Rédigé par Emdé le 24 Octobre 2010


Trois livres de Bernard Giraudeau

« Ainsi commence ce jour le vrai voyage de ma vie puisque ce qui fut vécu n’était qu’un rêve effleuré ». C’est par ces mots que se conclut Cher amour, le dernier livre de Bernard Giraudeau. La formule ne manque pas de grâce et cultive le paradoxe. L’ouvrage, que son auteur qualifie de roman est avant tout une autofiction puisqu’il relate ses nombreux voyages, tel tournage ou repérage du cinéaste, telle répétition du comédien au théâtre, telle incarnation de l’acteur dans un film.

Car toutes ces vies notre homme les a vécues parfois simultanément dans le cours d’une existence mouvementée à laquelle le cancer mit fin le 17 juillet dernier. Le romanesque de l’affaire – un peu convenu tout de même – c’est qu’il adresse ses expériences multiples à un cher amour plus rêvé que vécu, resté à terre dans l’imagination du narrateur.

Ce n’est pas un procédé lorsque Bernard Giraudeau, dans Le marin à l’ancre, adresse des lettres à un ami qu’une maladie dégénérative incurable cloue à son fauteuil roulant, lui permettant de voyager par procuration dans le vécu et les souvenirs de son interlocuteur, tout comme le lecteur.

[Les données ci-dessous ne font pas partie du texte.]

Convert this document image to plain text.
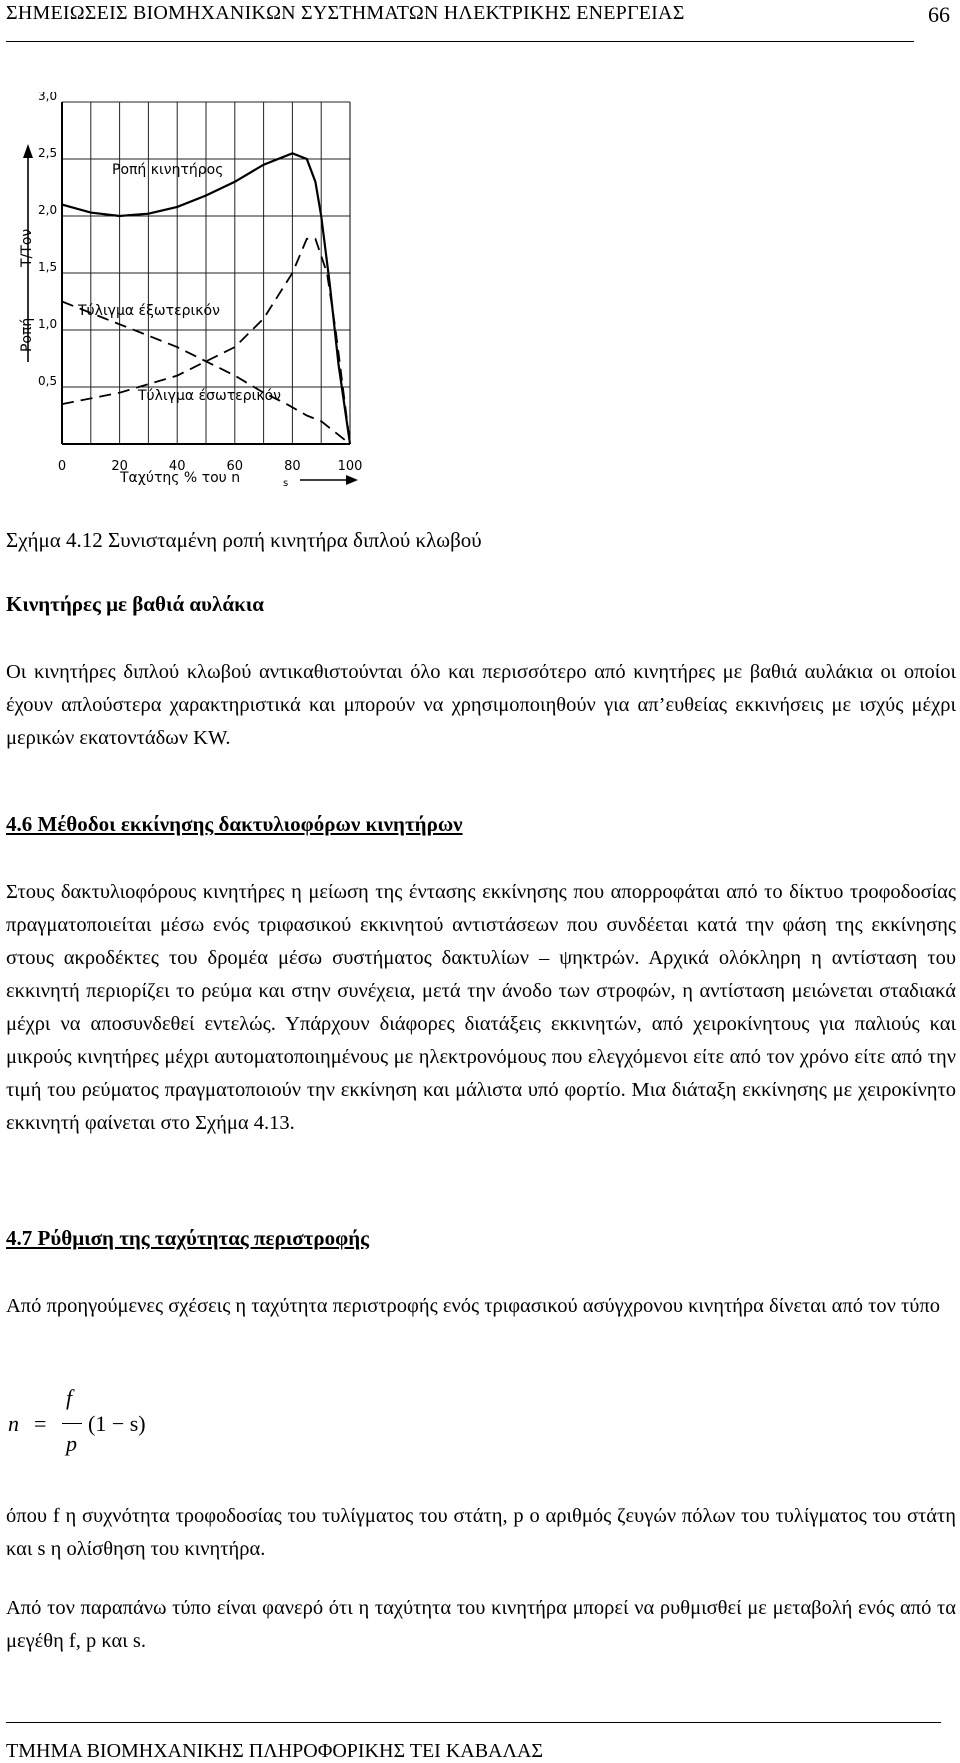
ΣΗΜΕΙΩΣΕΙΣ ΒΙΟΜΗΧΑΝΙΚΩΝ ΣΥΣΤΗΜΑΤΩΝ ΗΛΕΚΤΡΙΚΗΣ ΕΝΕΡΓΕΙΑΣ	66
3,0
2,5
2,0
1,5
1,0
0,5
0	20	40	60	80	100
T/Tον
Ροπή
Ροπή κινητήρος
Τύλιγμα έξωτερικόν
Τύλιγμα έσωτερικόν
Ταχύτης % του n	s
Σχήμα 4.12 Συνισταμένη ροπή κινητήρα διπλού κλωβού
Κινητήρες με βαθιά αυλάκια
Οι κινητήρες διπλού κλωβού αντικαθιστούνται όλο και περισσότερο από κινητήρες με βαθιά αυλάκια οι οποίοι έχουν απλούστερα χαρακτηριστικά και μπορούν να χρησιμοποιηθούν για απ’ευθείας εκκινήσεις με ισχύς μέχρι μερικών εκατοντάδων KW.
4.6 Μέθοδοι εκκίνησης δακτυλιοφόρων κινητήρων
Στους δακτυλιοφόρους κινητήρες η μείωση της έντασης εκκίνησης που απορροφάται από το δίκτυο τροφοδοσίας πραγματοποιείται μέσω ενός τριφασικού εκκινητού αντιστάσεων που συνδέεται κατά την φάση της εκκίνησης στους ακροδέκτες του δρομέα μέσω συστήματος δακτυλίων – ψηκτρών. Αρχικά ολόκληρη η αντίσταση του εκκινητή περιορίζει το ρεύμα και στην συνέχεια, μετά την άνοδο των στροφών, η αντίσταση μειώνεται σταδιακά μέχρι να αποσυνδεθεί εντελώς. Υπάρχουν διάφορες διατάξεις εκκινητών, από χειροκίνητους για παλιούς και μικρούς κινητήρες μέχρι αυτοματοποιημένους με ηλεκτρονόμους που ελεγχόμενοι είτε από τον χρόνο είτε από την τιμή του ρεύματος πραγματοποιούν την εκκίνηση και μάλιστα υπό φορτίο. Μια διάταξη εκκίνησης με χειροκίνητο εκκινητή φαίνεται στο Σχήμα 4.13.
4.7 Ρύθμιση της ταχύτητας περιστροφής
Από προηγούμενες σχέσεις η ταχύτητα περιστροφής ενός τριφασικού ασύγχρονου κινητήρα δίνεται από τον τύπο
n =
f
p
(1 − s)
όπου f η συχνότητα τροφοδοσίας του τυλίγματος του στάτη, p ο αριθμός ζευγών πόλων του τυλίγματος του στάτη και s η ολίσθηση του κινητήρα.
Από τον παραπάνω τύπο είναι φανερό ότι η ταχύτητα του κινητήρα μπορεί να ρυθμισθεί με μεταβολή ενός από τα μεγέθη f, p και s.
ΤΜΗΜΑ ΒΙΟΜΗΧΑΝΙΚΗΣ ΠΛΗΡΟΦΟΡΙΚΗΣ ΤΕΙ ΚΑΒΑΛΑΣ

On ne s’étonne pas de retrouver dans les deux livres les mêmes mots pour dire les mêmes périples.

On peut préférer Les hommes à terre, recueil plus ancien de cinq nouvelles réunies sous un titre générique qui correspond à leur magnifique unité thématique : l’écriture en est plus sobre et ce genre conduit à plus d’intensité, notamment dans la dernière, Jeanne, d’une éblouissante perfection.

Il est difficile de résister à l’appel du large auquel cède le voyageur impénitent dont la plume lyrique nous fait partager la sensualité parfois terrible de la nature, la chaleur des contacts humains, des blessures aussi livrées avec une superbe impudeur et toujours une profonde sincérité qui bouleverse lorsqu’il évoque des jours de son enfance ou l’atteinte de la maladie. Et si l’on reste à terre en parcourant le monde, l’on entre dans l’intimité d’un homme, d’un humain tout simplement.